Im kommenden Jahr befinden wir und nun aber in einem US Präsidentschafts-Zyklus der grundsätztlich positiv verlaufen sollte. Große Umwälzungen bieten auch in diesem Umfeld deutliches Potenzial. Um hier nur ein paar zu nennen, ist alles was mit Industrie 4.0 zu tun hat weiterhin „hot“. Robotic, Drohnen, Das Internet der Dinge, künstliche Intelligenz, Cloud, Elektromobilität, selbstfahrende Autos, aber auch Biotechnologie und alternative Energien etc. bleiben Themen die auch unter längerfristigem Anlagehorizont interessant sind. Wie oben schon erwähnt, werden höchstwahrscheinlich auch die Rohstoffmärkte, nach jahrelanger Baisse, irgendwann im kommenden Jahr wieder einen Blick wert sein. In jeder Marktphase gibt es Chancen die genutzt werden können!

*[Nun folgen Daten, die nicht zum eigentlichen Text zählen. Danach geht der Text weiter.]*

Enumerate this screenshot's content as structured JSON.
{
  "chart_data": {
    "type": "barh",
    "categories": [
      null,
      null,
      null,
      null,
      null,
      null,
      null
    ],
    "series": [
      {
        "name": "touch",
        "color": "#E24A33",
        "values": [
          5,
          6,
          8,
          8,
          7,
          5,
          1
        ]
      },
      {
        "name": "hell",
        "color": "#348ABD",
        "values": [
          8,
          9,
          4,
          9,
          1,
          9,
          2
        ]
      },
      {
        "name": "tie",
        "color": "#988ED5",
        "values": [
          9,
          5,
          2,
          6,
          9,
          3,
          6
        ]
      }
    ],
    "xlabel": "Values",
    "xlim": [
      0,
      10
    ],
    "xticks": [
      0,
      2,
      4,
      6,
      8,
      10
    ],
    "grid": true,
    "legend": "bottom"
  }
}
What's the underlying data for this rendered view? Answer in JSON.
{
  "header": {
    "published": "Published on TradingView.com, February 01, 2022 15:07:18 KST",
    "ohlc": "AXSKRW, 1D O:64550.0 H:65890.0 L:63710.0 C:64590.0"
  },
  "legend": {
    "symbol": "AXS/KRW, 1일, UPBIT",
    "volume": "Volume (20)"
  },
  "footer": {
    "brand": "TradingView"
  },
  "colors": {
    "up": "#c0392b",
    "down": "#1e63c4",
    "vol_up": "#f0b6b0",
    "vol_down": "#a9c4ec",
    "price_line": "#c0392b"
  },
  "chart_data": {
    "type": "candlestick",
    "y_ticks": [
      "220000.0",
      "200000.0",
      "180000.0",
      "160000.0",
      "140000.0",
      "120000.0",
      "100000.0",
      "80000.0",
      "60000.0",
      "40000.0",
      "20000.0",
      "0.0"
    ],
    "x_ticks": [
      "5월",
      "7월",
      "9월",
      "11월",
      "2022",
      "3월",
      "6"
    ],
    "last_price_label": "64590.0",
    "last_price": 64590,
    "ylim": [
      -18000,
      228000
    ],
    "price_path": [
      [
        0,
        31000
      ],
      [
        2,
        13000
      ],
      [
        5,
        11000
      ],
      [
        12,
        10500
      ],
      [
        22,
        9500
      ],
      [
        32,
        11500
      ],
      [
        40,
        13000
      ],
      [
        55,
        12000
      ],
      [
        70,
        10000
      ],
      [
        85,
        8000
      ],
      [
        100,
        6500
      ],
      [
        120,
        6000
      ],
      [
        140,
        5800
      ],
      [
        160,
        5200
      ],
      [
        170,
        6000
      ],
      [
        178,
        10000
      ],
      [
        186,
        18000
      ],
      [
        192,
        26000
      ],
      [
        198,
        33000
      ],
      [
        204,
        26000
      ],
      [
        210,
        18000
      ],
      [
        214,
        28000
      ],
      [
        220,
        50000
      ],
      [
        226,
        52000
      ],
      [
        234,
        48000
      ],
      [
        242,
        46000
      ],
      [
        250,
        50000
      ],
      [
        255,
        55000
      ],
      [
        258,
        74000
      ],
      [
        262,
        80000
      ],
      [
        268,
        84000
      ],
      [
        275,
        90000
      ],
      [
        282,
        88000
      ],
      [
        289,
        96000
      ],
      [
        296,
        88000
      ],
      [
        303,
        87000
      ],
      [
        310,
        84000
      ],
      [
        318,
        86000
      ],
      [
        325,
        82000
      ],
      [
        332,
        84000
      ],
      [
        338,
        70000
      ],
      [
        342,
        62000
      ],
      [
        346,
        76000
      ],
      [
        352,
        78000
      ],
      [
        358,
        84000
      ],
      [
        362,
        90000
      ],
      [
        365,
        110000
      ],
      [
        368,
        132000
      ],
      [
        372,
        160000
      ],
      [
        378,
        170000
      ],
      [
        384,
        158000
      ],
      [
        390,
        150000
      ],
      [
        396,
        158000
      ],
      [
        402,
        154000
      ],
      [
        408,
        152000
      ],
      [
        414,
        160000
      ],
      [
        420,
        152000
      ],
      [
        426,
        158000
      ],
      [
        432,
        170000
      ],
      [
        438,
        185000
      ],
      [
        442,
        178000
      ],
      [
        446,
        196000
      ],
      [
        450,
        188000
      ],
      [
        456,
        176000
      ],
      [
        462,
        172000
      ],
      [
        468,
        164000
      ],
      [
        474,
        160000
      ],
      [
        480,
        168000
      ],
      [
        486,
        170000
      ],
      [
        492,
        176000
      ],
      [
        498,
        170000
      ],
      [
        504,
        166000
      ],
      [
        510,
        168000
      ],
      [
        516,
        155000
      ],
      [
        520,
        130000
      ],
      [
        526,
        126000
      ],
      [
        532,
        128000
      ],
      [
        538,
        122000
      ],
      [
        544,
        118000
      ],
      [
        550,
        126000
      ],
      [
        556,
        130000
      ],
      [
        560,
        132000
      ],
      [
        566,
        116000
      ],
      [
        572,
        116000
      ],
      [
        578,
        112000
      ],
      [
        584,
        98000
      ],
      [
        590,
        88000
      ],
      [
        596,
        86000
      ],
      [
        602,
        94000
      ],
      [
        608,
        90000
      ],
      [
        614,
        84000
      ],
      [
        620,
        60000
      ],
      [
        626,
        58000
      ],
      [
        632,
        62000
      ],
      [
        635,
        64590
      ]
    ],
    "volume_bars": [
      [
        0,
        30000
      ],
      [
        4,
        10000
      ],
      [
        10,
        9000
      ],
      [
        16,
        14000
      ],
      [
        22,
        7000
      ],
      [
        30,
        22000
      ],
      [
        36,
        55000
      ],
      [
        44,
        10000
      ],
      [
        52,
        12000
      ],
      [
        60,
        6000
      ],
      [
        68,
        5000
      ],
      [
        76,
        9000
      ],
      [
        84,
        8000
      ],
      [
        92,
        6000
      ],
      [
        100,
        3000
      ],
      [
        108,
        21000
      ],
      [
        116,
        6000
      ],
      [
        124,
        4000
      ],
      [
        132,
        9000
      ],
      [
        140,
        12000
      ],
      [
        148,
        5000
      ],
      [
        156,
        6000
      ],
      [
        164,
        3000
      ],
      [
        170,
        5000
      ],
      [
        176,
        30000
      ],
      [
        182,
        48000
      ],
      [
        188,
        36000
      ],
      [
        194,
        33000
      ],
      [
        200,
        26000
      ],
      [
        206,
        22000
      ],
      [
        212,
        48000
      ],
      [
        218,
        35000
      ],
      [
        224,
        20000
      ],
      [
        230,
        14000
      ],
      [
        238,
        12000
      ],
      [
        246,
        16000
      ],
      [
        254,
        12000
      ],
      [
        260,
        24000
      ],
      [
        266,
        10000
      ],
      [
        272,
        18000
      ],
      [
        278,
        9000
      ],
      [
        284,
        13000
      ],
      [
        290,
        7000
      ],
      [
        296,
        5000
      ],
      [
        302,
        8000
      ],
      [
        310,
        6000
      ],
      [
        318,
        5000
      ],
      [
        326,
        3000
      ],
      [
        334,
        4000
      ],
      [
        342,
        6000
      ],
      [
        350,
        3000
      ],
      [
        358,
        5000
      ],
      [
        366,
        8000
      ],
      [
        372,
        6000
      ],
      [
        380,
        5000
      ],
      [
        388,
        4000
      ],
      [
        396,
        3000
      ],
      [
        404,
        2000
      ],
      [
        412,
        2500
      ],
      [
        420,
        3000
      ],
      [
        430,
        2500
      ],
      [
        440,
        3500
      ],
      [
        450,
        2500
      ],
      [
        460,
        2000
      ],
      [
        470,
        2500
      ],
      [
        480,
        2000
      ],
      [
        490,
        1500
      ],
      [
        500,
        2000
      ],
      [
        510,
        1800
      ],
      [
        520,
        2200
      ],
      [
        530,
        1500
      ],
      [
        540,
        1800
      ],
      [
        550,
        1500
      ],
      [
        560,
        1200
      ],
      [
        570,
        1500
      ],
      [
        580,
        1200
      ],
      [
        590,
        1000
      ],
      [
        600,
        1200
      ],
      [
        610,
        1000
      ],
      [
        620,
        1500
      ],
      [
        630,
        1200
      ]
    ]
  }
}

Fazit: Letztlich weiß niemand genau was uns im nächsten Jahr erwartet, aber wenn man den Blick für das wesentliche schärft, wird man in jeder Marktphase erfolgreich sein. Sowohl das richtige Timing als auch eine Anpassung der Strategie an die aktuelle Situation und Auswahl der richtigen Aktien, sind in meinen Augen die drei wichtigsten Faktoren für das kommende Börsenjahr. Die Schwankungsbreite der Bewegungen, wie wir Sie im vergangenen Jahr gesehen haben, wird uns grundsätzlich erhalten bleiben. Ich werde auch in den kommenden 12 Monaten hier im Blog und im Börsenbrief mein Bestes geben, um Ihnen bei Ihren Anlageentscheidungen zu helfen und Sie vor den größten Fehlern zu bewahren. Nun wünsche ich Ihnen aber erst einmal einen guten Rusch in ein gesundes und glückliches neues Jahr. Genießen Sie die Tage, bis es dann im ersten Börsenmonat des neuen Jahres möglicherweise bereits wieder richtig zur Sache geht…!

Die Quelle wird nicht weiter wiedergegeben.